Compatibility forms (delivery-side coercion)
Delivery coerces stored params toward the schema-declared types. Only values
that are present are touched — no defaults are injected for absent
top-level keys, no keys are added or removed at the top level, and null
passes through untouched (it means "unset" to agent-side decoders). The
documented forms:
| Schema type | Stored form tolerated | Delivered as |
|---|---|---|
array (of strings) | scalar string "ens18" or CSV/newline list "ens18, ens19" | ["ens18"] / ["ens18", "ens19"] (trimmed, blanks dropped) |
integer / number | numeric string "500" | 500 |
boolean | "true" / "false" (any case) | true / false |
object | object | recursively normalized against the nested schema (nested defaults apply) |
Agent-side, the netprobe decoder additionally accepts a plain JSON string for
capture_interfaces (decoded as a single-element trimmed list, empty string
as an explicit empty list), and the Rust add-on decoders are lenient about
unknown keys. Add-on authors must not rely on these tolerances — they are
last-resort degradation, not API. Declare the correct type in
config.schema.json and let the control plane enforce it.
Anything the coercion table cannot fix (e.g. "not-a-number" for an integer,
a missing schema-required field) refuses delivery as described above.
CI contract tests
The committed fixtures under go/pkg/agent/testdata/addonconfig_contract/
are the exact config_json bytes core's delivery path emits for
representative assignments of every bundled add-on — including
compatibility-form inputs, so the fixtures always carry the coerced,
schema-typed shapes. They are decoded by the real decoders in CI:
| Add-on | Real decoder exercised | Test |
|---|---|---|
| netprobe | agent-side netprobe.ApplyAddonConfigJSON (Go) | go/pkg/agent/addon_config_contract_test.go |
| bumblebee-scan | bumblebee.LoadConfig (Go, strict), after the agent's real staged-base merge | go/pkg/agent/addon_config_contract_test.go |
| scalibr-endpoint-inventory | scalibrinventory.LoadConfig (Go, strict), after the staged-base merge | go/pkg/agent/addon_config_contract_test.go |
| anomaly-addon | AddonConfig serde decode (Rust) | rust/anomaly-addon/src/config.rs |
| otel-collector | parse_config (Rust) | rust/otel-addon/src/addon.rs |
| workload-identity | daemon Config/load_config (Rust) | rust/workload-identity/src/bin/workload-identity.rs |
| rdp-adapter | none — the binary consumes no config file (stdio wire protocol; its schema declares zero properties). The contract is that core delivers no config bytes. | go/pkg/agent/addon_config_contract_test.go |
Known honest gap: the anomaly-addon schema's metric_feed /
metric_feed_sources keys are core-side feed routing, not fields of the Rust
AddonConfig; the lenient decoder ignores them (asserted in the test
comments), and they are not contract-checked beyond that.
Regeneration workflow (add-on authors)
When you change an add-on's config.schema.json, the representative params,
or the delivery-path coercion rules:
cd elixir/serviceradar_core
mix serviceradar.gen.addon_contract_fixtures
and commit the updated fixtures.
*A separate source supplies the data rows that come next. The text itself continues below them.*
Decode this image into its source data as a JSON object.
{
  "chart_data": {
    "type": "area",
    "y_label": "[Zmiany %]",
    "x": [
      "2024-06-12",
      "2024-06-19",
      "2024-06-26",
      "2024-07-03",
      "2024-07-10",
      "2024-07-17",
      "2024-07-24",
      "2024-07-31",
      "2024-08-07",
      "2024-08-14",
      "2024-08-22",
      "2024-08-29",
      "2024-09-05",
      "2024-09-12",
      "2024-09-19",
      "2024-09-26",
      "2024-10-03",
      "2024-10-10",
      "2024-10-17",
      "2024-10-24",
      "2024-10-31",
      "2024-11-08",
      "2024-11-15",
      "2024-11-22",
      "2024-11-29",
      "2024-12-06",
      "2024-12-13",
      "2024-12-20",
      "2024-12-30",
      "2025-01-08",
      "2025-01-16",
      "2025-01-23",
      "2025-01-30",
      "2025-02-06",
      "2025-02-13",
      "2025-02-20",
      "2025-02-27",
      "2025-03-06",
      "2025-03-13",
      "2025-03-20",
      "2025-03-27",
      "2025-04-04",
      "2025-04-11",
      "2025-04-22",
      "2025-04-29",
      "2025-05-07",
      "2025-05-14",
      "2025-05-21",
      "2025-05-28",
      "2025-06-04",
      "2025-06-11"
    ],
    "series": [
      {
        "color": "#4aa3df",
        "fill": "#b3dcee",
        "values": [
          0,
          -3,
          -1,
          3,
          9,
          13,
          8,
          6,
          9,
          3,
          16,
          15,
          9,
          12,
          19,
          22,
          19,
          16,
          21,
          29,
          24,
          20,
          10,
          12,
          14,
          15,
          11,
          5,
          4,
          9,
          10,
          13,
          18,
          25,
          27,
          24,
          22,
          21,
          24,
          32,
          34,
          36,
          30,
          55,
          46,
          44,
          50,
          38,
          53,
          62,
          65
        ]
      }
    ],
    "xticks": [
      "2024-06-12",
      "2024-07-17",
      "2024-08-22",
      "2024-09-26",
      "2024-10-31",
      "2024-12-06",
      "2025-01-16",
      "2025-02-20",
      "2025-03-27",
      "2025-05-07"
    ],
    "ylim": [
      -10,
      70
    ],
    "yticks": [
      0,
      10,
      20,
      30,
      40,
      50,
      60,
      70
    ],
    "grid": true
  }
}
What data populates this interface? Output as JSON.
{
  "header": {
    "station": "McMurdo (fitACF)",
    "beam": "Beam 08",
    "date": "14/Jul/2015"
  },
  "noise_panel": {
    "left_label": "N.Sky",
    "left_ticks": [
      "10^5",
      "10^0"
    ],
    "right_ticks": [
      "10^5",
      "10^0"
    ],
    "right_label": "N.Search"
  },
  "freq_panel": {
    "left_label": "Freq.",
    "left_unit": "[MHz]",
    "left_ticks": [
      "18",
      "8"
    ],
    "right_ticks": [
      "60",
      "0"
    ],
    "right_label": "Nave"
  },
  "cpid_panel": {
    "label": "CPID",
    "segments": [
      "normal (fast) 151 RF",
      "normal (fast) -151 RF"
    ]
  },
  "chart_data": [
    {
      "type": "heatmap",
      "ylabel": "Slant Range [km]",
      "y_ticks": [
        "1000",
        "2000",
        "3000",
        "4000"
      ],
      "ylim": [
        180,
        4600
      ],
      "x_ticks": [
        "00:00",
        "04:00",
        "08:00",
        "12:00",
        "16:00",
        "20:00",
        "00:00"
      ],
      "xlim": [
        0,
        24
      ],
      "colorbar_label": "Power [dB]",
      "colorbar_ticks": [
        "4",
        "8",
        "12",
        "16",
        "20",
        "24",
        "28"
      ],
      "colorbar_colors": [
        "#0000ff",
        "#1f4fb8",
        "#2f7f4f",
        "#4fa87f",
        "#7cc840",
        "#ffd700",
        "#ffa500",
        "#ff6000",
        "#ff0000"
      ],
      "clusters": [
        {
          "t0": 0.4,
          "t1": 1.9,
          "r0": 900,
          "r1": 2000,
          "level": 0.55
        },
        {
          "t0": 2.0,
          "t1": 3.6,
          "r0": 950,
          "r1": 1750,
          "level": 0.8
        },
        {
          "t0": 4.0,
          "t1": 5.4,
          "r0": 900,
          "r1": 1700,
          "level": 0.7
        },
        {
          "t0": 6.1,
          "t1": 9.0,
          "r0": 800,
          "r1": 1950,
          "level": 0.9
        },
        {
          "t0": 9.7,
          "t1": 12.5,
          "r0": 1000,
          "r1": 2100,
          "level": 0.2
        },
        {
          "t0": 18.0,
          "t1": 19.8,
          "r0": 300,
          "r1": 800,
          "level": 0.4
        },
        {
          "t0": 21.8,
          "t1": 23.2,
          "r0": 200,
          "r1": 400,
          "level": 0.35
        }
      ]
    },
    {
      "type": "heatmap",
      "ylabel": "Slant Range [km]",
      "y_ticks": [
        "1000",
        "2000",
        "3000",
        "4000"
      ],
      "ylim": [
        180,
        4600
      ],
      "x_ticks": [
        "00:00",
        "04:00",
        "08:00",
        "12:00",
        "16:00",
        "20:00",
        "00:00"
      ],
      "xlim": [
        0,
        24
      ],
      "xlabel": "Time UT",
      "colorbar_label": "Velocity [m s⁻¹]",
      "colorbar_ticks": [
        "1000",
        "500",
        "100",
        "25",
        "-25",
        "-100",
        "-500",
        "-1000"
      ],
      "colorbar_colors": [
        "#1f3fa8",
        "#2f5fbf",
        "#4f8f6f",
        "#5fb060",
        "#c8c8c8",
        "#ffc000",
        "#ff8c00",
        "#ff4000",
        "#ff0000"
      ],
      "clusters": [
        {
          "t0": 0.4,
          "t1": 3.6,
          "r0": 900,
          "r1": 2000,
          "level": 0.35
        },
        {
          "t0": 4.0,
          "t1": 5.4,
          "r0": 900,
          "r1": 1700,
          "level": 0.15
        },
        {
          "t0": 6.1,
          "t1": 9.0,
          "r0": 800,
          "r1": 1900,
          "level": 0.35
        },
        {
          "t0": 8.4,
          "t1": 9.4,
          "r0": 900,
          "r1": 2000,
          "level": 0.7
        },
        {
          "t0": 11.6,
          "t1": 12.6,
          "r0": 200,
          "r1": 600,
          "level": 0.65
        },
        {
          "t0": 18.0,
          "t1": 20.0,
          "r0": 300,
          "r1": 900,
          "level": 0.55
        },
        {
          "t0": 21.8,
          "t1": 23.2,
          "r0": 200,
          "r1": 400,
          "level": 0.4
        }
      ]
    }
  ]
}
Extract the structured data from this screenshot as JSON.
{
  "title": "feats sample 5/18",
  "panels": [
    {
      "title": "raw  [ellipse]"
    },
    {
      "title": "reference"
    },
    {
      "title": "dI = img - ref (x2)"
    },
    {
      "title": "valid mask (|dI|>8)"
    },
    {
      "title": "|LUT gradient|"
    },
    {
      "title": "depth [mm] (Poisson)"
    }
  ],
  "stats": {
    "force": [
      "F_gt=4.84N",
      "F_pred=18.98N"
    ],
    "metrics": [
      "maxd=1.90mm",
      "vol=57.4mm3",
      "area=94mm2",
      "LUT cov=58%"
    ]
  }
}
Enforcement is two-sided:
- The ExUnit drift test
(
test/serviceradar/edge/addon_config_contract_fixtures_test.exs) fails when the committed fixtures no longer match what the delivery path emits. - The Go/Rust contract tests fail when a committed fixture stops decoding with (or stops round-tripping values through) the real decoder.
A new bundled add-on must add: representative params in
ServiceRadar.Plugins.AddonConfigContractFixtures (cover every schema
property you can, plus at least one compatibility-form input per coercible
type), a decode test against its real decoder (Go package test or in-crate
Rust test with the fixture in compile_data), and the regenerated fixture.